= Red Burman =

American boxer (James Clarence Burman; 1915–1996)

James Clarence 'Red' Burman (born James Clarence Burman, March 18, 1915 – January 25, 1996) was an American boxer in the Light Heavyweight and Heavyweight divisions. During the 1940s, he was a top rated contender who challenged Joe Louis for the world Heavyweight title.

==Early life==
Clarence Burman was born in Baltimore, Maryland. He lived there his entire life. He changed his ring name to Red Burman in 1936.

==Boxing career==
Red Burman fought under the names "K.O. Burns" or "Kayo Burns" and under his real name of James Burman until sometime in 1936. Entering that year, Burman had engaged in 44 professional bouts, sporting a record of 32 wins, 11 losses and 1 draw (tie), 7 wins by knockout. Burman was a protégé of former world Heavyweight Champion Jack Dempsey. On April 28, 1930, he made his professional boxing debut, losing to Mickey Nielson by a 4-round decision at the 104th regiment Armory, Baltimore.

Burman had his first victory on May 9, 1930, when he beat Young Nelson by a decision in four at the Arena, Salisbury, Maryland. On January 2, 1934, he faced Ken Overlin, who outpointed him over 8 rounds at Portner's Arena, Alexandria, Virginia.

After losing to Bob Turner by a third-round knockout on October 29, 1934 in Newport News, Virginia, Burman tallied off 12 wins in a row, including avenging the loss to Turner by an eighth-round knockout on February 4, 1935, at Carlin's Park in Baltimore. Burman fought at Oriole Park, Yankee Stadium and Comiskey Park during this period. He beat Billy Ketchel and Steve Dudas, among others, during that streak.

Burman lost to Dudas in a rematch, then followed up with 14 more victories in a row. Included among his victims were Ketchel two more times, the dangerous Buddy Knox (29-2 coming into their fight) and Dutch Weimer. On October 2, 1936, he faced fellow Louis title challenger John Henry Lewis, losing to the future world Light Heavyweight Champion by a 2nd-round knockout at the Chicago Stadium in Chicago, Illinois.

Burman then faced Eduardo Primo, beating him by a knockout in 3 rounds. On April 21, 1937, Burman upset until then undefeated Gus Dorazio by a ten-round decision at the Naval Armory in Detroit, Michigan. He then defeated 17-2 Eddie Blunt but lost to 14-1 Alberto Santiago Lovell at Gilmore Stadium in Los Angeles.

On February 2, 1938, Burman ascended to the Heavyweight top ten rankings by defeating Johnny Risko, another top contender of the era. In 1939, he split two fights with Welshman Tommy Farr, winning the first in New York and losing the second one in London (Burman had previously fought internationally, in Mexico). Both fights were decision wins for the victor.

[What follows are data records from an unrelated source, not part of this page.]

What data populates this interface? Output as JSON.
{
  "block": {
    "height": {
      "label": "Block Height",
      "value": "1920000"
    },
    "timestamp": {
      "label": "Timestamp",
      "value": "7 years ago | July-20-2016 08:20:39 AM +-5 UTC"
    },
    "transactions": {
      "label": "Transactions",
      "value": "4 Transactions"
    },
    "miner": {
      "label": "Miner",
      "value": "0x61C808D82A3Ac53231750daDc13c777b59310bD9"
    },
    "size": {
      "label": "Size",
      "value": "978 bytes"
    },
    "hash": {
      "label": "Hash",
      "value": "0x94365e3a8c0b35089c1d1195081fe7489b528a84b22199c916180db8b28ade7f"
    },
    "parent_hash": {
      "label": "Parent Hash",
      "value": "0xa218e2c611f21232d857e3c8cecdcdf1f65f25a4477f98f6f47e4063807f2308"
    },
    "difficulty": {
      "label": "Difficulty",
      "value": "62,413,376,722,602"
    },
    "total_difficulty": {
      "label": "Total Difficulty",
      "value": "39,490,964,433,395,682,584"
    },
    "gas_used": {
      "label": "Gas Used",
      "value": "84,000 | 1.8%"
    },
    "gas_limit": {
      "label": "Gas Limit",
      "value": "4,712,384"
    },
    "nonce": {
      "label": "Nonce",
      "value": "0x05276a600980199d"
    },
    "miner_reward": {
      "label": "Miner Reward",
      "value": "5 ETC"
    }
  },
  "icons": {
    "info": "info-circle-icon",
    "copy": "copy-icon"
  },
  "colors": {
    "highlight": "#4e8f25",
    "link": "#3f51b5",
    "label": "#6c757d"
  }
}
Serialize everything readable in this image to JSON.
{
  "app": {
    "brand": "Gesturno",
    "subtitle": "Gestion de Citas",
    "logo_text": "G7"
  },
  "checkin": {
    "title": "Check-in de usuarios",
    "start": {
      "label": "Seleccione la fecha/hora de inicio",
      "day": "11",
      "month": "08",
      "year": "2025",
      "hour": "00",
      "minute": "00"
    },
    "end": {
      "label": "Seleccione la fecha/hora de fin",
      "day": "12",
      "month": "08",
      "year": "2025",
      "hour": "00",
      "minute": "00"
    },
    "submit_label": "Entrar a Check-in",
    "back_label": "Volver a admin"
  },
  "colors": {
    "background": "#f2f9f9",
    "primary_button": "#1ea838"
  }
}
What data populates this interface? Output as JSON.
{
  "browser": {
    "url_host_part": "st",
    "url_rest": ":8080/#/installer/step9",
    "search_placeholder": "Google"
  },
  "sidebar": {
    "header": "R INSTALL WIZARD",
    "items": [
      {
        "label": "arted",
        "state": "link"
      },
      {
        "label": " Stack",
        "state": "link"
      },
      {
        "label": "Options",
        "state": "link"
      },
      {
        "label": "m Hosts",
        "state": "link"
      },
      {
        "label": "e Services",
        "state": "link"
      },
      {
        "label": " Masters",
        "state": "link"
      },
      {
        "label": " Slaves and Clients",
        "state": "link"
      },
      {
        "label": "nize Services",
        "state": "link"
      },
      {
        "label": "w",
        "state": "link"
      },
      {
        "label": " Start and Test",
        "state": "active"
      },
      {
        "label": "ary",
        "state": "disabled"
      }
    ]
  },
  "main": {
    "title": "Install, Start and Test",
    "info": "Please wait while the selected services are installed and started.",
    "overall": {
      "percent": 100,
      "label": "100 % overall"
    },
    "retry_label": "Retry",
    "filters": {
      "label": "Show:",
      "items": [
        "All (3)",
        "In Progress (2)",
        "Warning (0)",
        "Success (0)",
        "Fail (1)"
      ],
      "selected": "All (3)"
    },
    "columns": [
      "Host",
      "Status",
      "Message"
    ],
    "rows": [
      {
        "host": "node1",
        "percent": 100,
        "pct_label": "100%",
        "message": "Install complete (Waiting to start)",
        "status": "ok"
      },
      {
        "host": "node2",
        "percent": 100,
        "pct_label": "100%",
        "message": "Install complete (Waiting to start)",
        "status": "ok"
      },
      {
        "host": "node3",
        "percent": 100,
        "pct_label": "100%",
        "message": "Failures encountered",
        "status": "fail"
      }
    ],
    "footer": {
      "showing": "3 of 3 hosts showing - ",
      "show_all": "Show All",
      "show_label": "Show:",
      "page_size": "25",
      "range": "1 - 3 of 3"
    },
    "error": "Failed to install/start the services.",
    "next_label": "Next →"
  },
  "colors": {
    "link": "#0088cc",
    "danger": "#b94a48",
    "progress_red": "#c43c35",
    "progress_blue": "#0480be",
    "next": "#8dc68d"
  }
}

A third fight with Steve Dudas took place on August 26, 1940 and Burman won by ten rounds decision at Baltimore. Then, on October 21, also at Baltimore, Burman faced Tony Musto. The winner would receive a title shot at Joe Louis. In what the Associated Press called "a savage 10-round scrap" Burman came out victorious by decision, in a bout in which both contestants bled.

==Fight with Joe Louis==
Joe Louis was the world Heavyweight champion and 44-1 when he was challenged by Burman, 73-17-1, on January 31, 1941, at the Madison Square Garden in New York City. The referee for the bout, contested for the world Heavyweight title, was Frank Fullam. Burman gave Louis one of his strongest tests, but he was stopped at 2:49 of the fifth round by the defending champion, befallen by a Louis body blow.

==Later career==
Burman continued boxing after the fight with Louis. His next fight was May 19, 1941 against Mike Alfano, and he won by sixth-round knockout. He later beat Al Hart (16-6 coming in) by second-round knockout, but lost to world Light-Heavyweight champions Melio Bettina and Joey Maxim, both by ten-round decisions. After losing by a ninth-round knockout to Tami Mauriello on July 23, 1942 at the Madison Square Garden, and on October 26 of the same year to Alfred Brown by a fifth-round knockout at Baltimore, Burman retired, with a record of 78 wins, 22 losses and 3 draws in 103 professional boxing bouts, 33 wins by way of knockout.

==Ring Magazine cover==
Burman was featured on the cover of the April 1941 issue of Ring Magazine.

==Death==
Red Burman died of Paget's disease at Baltimore on January 25, 1996.